Depuis le rachat d’Entrecasteaux il y a cinq ans par le propriétaire de la biscuiterie Père Gatounet, de jolies collaboration ont vu le jour autour du calissons et des biscuits : c’est ici que Déclaration gourmande se fournit pour ses calissons à imprimer ; ici que Marc Veyrat a glissé une note de Génépi des montagnes dans des calissons parés de vert tandis qu’en 2016, le croquant du shortbread à la lavande était à bord de l’Eurostar.

Biscuits, nougats, meringues et bien-sûr calissons… Toute la production demeure artisanale. J’ai eu l’occasion de visiter l’atelier où flottait dans l’air un doux parfum d’anis tandis que le pâtissier sucrait un à un les canistrelli prêts à cuire et que le maître calissonier façonnait une fournée de calissons à l’aide d’une presse manuelle qui lui permet de produire seulement une quarantaine d’unités à la fois. Ces calissons sont ensuite cuits quelques minutes puis emballés à la main.

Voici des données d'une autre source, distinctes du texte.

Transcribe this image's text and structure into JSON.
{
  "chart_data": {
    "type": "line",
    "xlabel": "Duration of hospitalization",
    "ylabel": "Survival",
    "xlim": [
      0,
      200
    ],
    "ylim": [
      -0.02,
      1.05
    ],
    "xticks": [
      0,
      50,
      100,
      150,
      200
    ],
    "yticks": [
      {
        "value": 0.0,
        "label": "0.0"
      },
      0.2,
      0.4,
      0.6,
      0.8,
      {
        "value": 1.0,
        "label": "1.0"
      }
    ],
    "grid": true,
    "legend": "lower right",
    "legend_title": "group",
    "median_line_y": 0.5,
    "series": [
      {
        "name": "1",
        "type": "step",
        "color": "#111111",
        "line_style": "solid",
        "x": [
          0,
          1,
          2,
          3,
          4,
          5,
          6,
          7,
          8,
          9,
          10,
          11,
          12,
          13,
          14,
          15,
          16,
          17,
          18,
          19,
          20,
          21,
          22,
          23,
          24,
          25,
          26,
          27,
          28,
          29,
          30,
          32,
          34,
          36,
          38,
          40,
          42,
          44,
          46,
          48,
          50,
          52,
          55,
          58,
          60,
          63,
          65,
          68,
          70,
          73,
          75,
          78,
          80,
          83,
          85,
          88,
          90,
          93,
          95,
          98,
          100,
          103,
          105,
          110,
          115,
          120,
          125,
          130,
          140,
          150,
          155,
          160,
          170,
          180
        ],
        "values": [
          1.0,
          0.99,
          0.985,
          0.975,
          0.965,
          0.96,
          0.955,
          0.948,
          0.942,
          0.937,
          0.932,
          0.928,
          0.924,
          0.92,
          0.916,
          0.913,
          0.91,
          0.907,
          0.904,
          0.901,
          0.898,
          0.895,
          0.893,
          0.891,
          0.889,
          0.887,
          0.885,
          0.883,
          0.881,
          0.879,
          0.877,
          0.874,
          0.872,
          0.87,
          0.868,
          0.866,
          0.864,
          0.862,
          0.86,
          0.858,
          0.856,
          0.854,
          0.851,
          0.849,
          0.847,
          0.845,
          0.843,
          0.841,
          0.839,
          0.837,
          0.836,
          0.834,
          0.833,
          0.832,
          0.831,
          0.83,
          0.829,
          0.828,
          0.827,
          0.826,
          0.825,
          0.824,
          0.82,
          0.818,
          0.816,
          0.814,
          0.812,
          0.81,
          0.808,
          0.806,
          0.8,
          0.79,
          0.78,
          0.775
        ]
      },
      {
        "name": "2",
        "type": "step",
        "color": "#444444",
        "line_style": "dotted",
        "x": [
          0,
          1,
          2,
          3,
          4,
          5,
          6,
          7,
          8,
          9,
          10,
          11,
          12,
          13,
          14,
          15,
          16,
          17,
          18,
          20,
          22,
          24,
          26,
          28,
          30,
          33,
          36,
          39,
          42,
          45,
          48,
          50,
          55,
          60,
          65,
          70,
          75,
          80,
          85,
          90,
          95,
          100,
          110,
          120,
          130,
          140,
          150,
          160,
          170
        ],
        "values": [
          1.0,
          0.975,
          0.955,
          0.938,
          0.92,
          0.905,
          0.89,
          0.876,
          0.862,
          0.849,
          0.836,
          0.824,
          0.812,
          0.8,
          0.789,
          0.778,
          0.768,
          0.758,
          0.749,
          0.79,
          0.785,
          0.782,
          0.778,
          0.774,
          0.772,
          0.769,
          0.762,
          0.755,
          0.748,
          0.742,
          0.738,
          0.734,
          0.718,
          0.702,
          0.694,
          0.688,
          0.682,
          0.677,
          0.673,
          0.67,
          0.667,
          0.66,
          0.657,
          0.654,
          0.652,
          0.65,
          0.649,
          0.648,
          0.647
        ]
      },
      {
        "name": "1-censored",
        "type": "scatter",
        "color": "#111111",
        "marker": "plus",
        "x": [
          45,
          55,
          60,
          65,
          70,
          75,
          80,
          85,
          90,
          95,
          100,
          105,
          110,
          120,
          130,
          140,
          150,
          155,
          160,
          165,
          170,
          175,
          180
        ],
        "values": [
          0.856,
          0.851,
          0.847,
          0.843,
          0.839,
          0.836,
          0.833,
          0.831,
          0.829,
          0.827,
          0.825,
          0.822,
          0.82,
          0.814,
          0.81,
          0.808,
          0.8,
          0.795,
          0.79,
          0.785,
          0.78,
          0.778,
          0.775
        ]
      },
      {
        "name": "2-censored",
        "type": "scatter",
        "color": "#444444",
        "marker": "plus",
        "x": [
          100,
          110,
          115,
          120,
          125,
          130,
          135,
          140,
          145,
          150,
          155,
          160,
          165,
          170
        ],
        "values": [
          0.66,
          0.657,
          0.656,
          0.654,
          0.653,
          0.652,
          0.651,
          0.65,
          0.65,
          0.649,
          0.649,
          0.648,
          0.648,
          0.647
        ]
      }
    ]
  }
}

Le bar à vrac pour les biscuits du Père Gatounet, qui peuvent aussi s’acheter conditionnés, est un bon plan zéro déchet car vous pourrez venir remplir vos pochettes en tissu. Parmi toutes ces douceurs j’ai un petit faible pour les longuettes de Provence qui me rappellent les Zézettes de Sète et bien-sûr pour les calissons ! Si vous n’avez jamais goûté ceux d’Entrecasteaux, rendez-vous avant le 20 mai 2018 sur Instagram pour gagner une boîte prestige de 280 g.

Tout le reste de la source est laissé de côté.